An exploratory analysis of the associations between accelerometer-derived measures and future health-related changes in older adults: preliminary results on prospective cohort study


Accelerometer-derived measures have been shown to be predictors for multiple health-related changes in older adults, including cognitive, mental, and physical health. However, previous studies focused on only analyzing a few health-related domains and comprehensive investigation covering physical, cognitive, and mental health are not fully studied. Herein, we collected accelerometer-derived measures for physical activity and sleep in free living settings along with self-reported, qualitative data of daily physical activities, and investigated their associations with health-related changes and events (car accidents and dementia severity) in physical, cognitive, and mental health after following up 1 year. We found that accelerometer-derived measures were associated with multiple health-related changes (P < 0.05): (i) lower moderate/vigorous physical activity with decline of cognitive score; (ii) lower vigorous physical activity with car accidents; (iii) lower moderate/vigorous physical activity with worsening dementia severity; and (iv) lower sleep efficiency with decline of cognitive score.
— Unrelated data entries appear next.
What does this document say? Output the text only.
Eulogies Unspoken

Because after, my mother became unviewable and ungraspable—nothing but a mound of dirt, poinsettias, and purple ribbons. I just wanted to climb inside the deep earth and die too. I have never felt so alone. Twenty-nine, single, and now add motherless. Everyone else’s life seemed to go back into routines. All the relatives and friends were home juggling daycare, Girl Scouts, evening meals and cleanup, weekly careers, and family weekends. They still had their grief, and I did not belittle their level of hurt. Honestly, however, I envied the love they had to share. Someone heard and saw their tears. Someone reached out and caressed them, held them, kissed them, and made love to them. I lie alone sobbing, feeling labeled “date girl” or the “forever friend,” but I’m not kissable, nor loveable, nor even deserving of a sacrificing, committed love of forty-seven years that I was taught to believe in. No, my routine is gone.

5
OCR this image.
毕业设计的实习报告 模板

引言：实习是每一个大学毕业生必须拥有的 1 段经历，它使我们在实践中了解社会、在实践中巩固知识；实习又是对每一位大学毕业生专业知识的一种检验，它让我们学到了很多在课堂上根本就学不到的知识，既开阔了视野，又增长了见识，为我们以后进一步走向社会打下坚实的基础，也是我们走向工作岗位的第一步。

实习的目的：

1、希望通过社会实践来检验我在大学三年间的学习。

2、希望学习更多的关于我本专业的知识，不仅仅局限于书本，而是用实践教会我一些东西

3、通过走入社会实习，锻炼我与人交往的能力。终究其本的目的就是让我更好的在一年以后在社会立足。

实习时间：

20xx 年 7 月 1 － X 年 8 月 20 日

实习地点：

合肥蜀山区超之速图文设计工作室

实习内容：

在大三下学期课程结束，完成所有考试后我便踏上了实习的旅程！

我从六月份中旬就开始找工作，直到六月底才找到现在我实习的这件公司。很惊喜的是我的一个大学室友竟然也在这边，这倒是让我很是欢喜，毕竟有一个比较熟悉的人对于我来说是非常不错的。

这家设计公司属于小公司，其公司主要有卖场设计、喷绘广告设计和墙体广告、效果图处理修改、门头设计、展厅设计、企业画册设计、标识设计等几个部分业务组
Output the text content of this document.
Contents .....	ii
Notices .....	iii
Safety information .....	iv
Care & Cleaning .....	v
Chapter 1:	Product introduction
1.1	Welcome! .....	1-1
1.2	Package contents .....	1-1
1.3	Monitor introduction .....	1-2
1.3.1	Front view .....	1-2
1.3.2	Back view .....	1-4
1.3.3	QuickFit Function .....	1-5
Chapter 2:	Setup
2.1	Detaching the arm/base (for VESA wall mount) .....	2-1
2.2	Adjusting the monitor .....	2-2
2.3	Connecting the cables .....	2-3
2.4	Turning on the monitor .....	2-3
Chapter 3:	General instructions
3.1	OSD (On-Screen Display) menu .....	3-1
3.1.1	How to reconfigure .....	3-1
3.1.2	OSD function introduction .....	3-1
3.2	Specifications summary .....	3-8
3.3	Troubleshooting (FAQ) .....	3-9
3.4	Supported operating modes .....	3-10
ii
On the other hand, lower metabolic equivalent (METs) calculated from qualitative data of daily physical activities were uniquely associated with worsening mental health and decline of cognitive score (P < 0.05), although there was no association with any accelerometer-derived measures we investigated. Our findings suggest that accelerometer-derived measures could be useful for predicting future cognitive decline and risk of car accidents. In addition, enabling to quantify METs from accelerometer data would be helpful for predicting changes in mental health.